There is no comparison between Russia’s actions in Ukraine and Israel’s treatment of the Palestinians, the US government said.
State Department spokesman Ned Price rejected an attempt by U.N. human right expert Navi Pillay to make a link between Russia and Israel in annexation.
“I think it is important to take a step back and to recognize the profound differences between those two situations,” Price stated.
The U.N. Human Rights Commission of Inquiry released its first report to the General Assembly on Israeli activities in Palestinian territories.
The words come after the U.N.’s Commission of Inquiry (COI) on Israel concluded that the IDF’s “occupation” of Palestinian territory over the pre-1967 lines was illegal because it had become akin to de facto annexation.
Israel annexed east Jerusalem in the immediate aftermath of the Six-Day War in 1967, a move the International community has never recognized and has widely condemned.
It has maintained military rule over the West Bank since that war but withdrew from Gaza in 2005. The international community has held that Israel still occupies Gaza because it continues to control its borders.
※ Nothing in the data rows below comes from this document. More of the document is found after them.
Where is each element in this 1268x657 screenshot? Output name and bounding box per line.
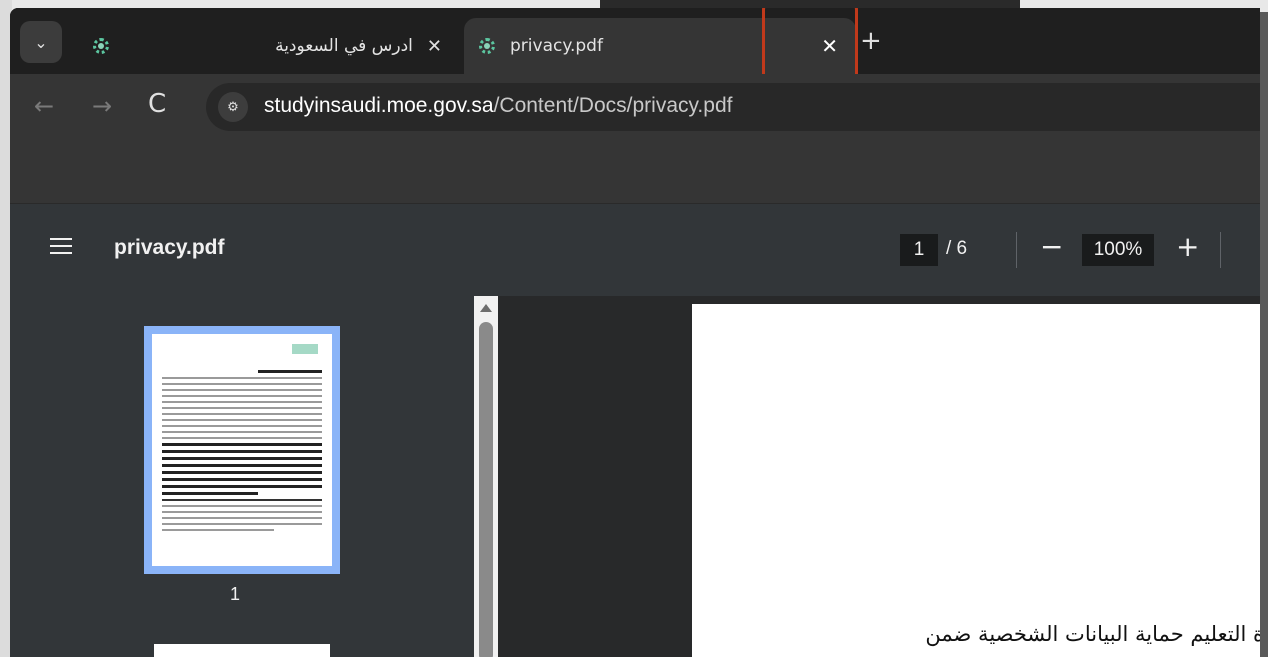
tab-strip: ⌄ ادرس في السعودية ✕ privacy.pdf ✕ +: [10, 8, 1260, 88]
zoom-input[interactable]: 100%: [1082, 234, 1154, 266]
bookmark-bar: [10, 140, 1260, 204]
tab-study-in-saudi[interactable]: ادرس في السعودية ✕: [80, 18, 460, 74]
thumbnail-sidebar: 1: [10, 296, 474, 657]
tab-title: privacy.pdf: [510, 36, 603, 56]
url-domain: studyinsaudi.moe.gov.sa: [264, 94, 494, 117]
reload-button[interactable]: C: [148, 89, 166, 119]
site-info-icon[interactable]: ⚙: [218, 92, 248, 122]
pdf-title: privacy.pdf: [114, 236, 225, 259]
new-tab-button[interactable]: +: [860, 26, 882, 56]
zoom-in-button[interactable]: +: [1176, 230, 1199, 263]
pdf-toolbar: privacy.pdf 1 / 6 − 100% +: [10, 204, 1260, 296]
pdf-page: ة التعليم حماية البيانات الشخصية ضمن: [692, 304, 1260, 657]
thumbnail-text: [162, 370, 322, 535]
sidebar-scrollbar[interactable]: [474, 296, 498, 657]
zoom-out-button[interactable]: −: [1040, 230, 1063, 263]
close-icon[interactable]: ✕: [427, 36, 442, 57]
pdf-page-text: ة التعليم حماية البيانات الشخصية ضمن: [925, 622, 1260, 646]
pdf-viewer-area: ة التعليم حماية البيانات الشخصية ضمن: [498, 296, 1260, 657]
browser-toolbar: ← → C ⚙ studyinsaudi.moe.gov.sa/Content/…: [10, 74, 1260, 140]
chevron-down-icon: ⌄: [34, 32, 48, 52]
page-thumbnail-1[interactable]: [144, 326, 340, 574]
page-number-input[interactable]: 1: [900, 234, 938, 266]
tab-search-button[interactable]: ⌄: [20, 21, 62, 63]
thumbnail-page: [152, 334, 332, 566]
scroll-up-icon[interactable]: [480, 304, 492, 312]
menu-icon[interactable]: [50, 238, 72, 256]
page-count: / 6: [946, 238, 968, 259]
address-bar[interactable]: ⚙ studyinsaudi.moe.gov.sa/Content/Docs/p…: [206, 83, 1260, 131]
page-thumbnail-2[interactable]: [154, 644, 330, 657]
tab-title: ادرس في السعودية: [275, 36, 413, 56]
browser-window: ⌄ ادرس في السعودية ✕ privacy.pdf ✕ + ← →…: [10, 8, 1260, 657]
site-favicon-icon: [90, 35, 112, 57]
url-text[interactable]: studyinsaudi.moe.gov.sa/Content/Docs/pri…: [264, 94, 732, 118]
divider: [1220, 232, 1221, 268]
site-favicon-icon: [476, 35, 498, 57]
logo: [292, 344, 318, 354]
scroll-thumb[interactable]: [479, 322, 493, 657]
forward-button[interactable]: →: [92, 92, 112, 120]
back-button[interactable]: ←: [34, 92, 54, 120]
url-path: /Content/Docs/privacy.pdf: [493, 94, 733, 117]
thumbnail-label: 1: [230, 584, 241, 604]
divider: [1016, 232, 1017, 268]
Last week, both the United States and Israel voted in support of a resolution condemning the Russians for the annexation of Ukraine.
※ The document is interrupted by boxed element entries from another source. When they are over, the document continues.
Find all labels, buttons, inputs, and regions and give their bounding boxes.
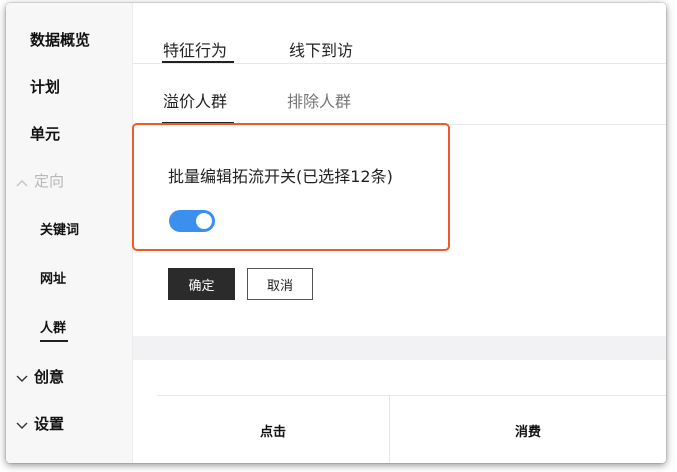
main-content: 特征行为 线下到访 溢价人群 排除人群 批量编辑拓流开关(已选择12条) 确定 …	[132, 3, 666, 463]
chevron-down-icon	[16, 418, 30, 432]
tab-bar: 特征行为 线下到访	[133, 3, 666, 64]
sidebar-item-targeting[interactable]: 定向	[16, 170, 64, 191]
sidebar-item-keywords[interactable]: 关键词	[40, 219, 79, 238]
column-header-clicks[interactable]: 点击	[157, 396, 390, 463]
active-indicator	[40, 340, 68, 342]
confirm-button[interactable]: 确定	[168, 268, 235, 300]
sidebar-item-audience[interactable]: 人群	[40, 317, 66, 336]
sidebar: 数据概览 计划 单元 定向 关键词 网址 人群 创意 设置	[6, 3, 133, 463]
traffic-expansion-toggle[interactable]	[169, 210, 215, 232]
tab-active-indicator	[162, 61, 234, 63]
sidebar-item-creative[interactable]: 创意	[16, 366, 64, 387]
sidebar-item-settings[interactable]: 设置	[16, 413, 64, 434]
subtab-bar: 溢价人群 排除人群	[133, 64, 666, 125]
tab-exclude-audience[interactable]: 排除人群	[287, 88, 351, 112]
sidebar-item-label: 创意	[34, 368, 65, 386]
batch-edit-label: 批量编辑拓流开关(已选择12条)	[168, 167, 393, 186]
divider-strip	[133, 336, 666, 360]
chevron-up-icon	[16, 175, 30, 189]
sidebar-item-label: 设置	[34, 415, 65, 433]
sidebar-item-label: 定向	[34, 172, 65, 190]
toggle-knob	[196, 213, 212, 229]
chevron-down-icon	[16, 371, 30, 385]
tab-feature-behavior[interactable]: 特征行为	[163, 37, 227, 61]
sidebar-item-url[interactable]: 网址	[40, 268, 66, 287]
tab-offline-visit[interactable]: 线下到访	[289, 37, 353, 61]
sidebar-item-unit[interactable]: 单元	[30, 123, 60, 144]
app-window: 数据概览 计划 单元 定向 关键词 网址 人群 创意 设置 特征行为 线下到访	[6, 3, 666, 463]
cancel-button[interactable]: 取消	[247, 268, 313, 300]
table-header: 点击 消费	[157, 395, 666, 463]
sidebar-item-data-overview[interactable]: 数据概览	[30, 29, 90, 50]
column-header-spend[interactable]: 消费	[390, 396, 666, 463]
sidebar-item-plan[interactable]: 计划	[30, 76, 60, 97]
tab-premium-audience[interactable]: 溢价人群	[163, 88, 227, 112]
Palestinians and their supporters would argue that what the U.S. accuses Russia of doing in Ukraine, in terms of a war of aggression, is very similar to what is going on in the occupied West Bank.
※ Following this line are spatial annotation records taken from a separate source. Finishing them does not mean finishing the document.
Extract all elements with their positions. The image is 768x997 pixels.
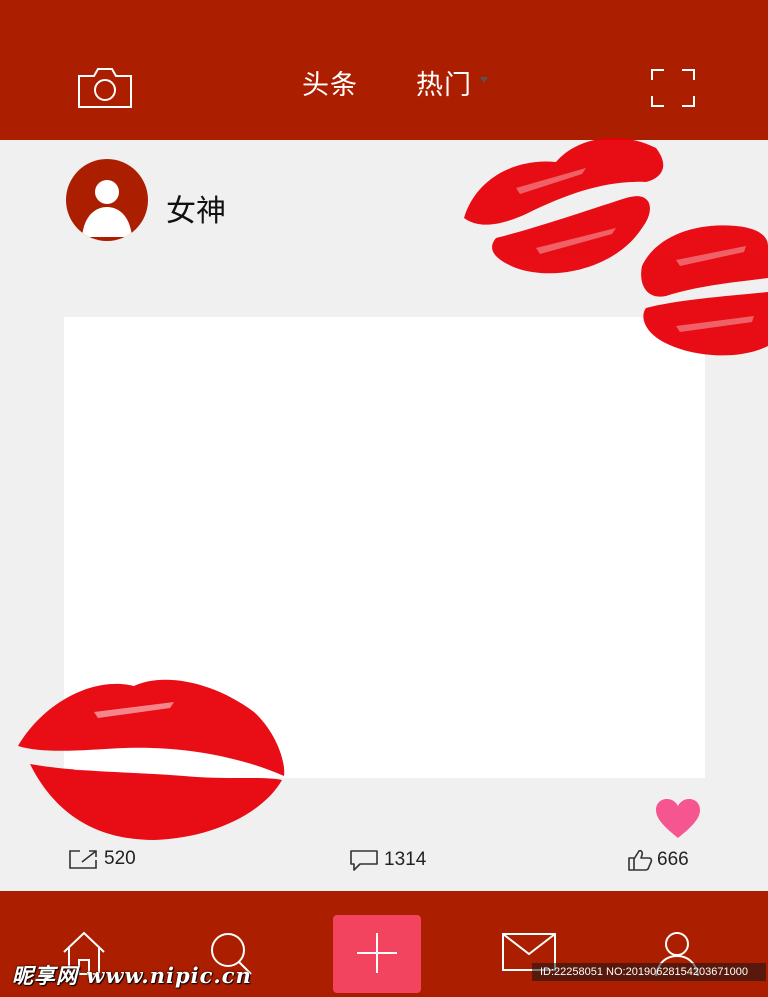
lips-decoration-right [641, 225, 768, 356]
camera-icon[interactable] [76, 66, 134, 110]
like-button[interactable]: 666 [627, 848, 689, 872]
share-button[interactable]: 520 [68, 848, 136, 870]
lips-decoration-bottom [18, 679, 285, 840]
tab-hot[interactable]: 热门 [416, 63, 472, 102]
user-icon [82, 180, 132, 237]
plus-icon [357, 933, 397, 973]
scan-icon[interactable] [650, 68, 696, 108]
chevron-down-icon[interactable] [480, 77, 488, 83]
thumbs-up-icon [628, 849, 653, 871]
heart-icon[interactable] [655, 798, 701, 840]
share-icon [69, 850, 97, 869]
like-count: 666 [657, 849, 689, 870]
watermark-id: ID:22258051 NO:20190628154203671000 [532, 963, 766, 981]
share-count: 520 [104, 848, 136, 869]
tab-headlines[interactable]: 头条 [302, 63, 358, 102]
watermark-site: 昵享网 www.nipic.cn [12, 963, 252, 988]
username[interactable]: 女神 [166, 186, 226, 230]
comment-button[interactable]: 1314 [348, 848, 426, 872]
avatar[interactable] [66, 159, 148, 241]
comment-icon [350, 850, 378, 871]
comment-count: 1314 [384, 849, 427, 870]
add-post-button[interactable] [333, 915, 421, 993]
“No country is or should be immune from criticism. That, of course, includes Israel,” Price said.
“Some of the criticism that we’ve heard – and we’ve, of course, offered our own over the course of recent months – is justified. Much of it is not. And so when you point to comparisons in criticisms, I think it is important to take a step back and to recognize the profound differences between those two situations.”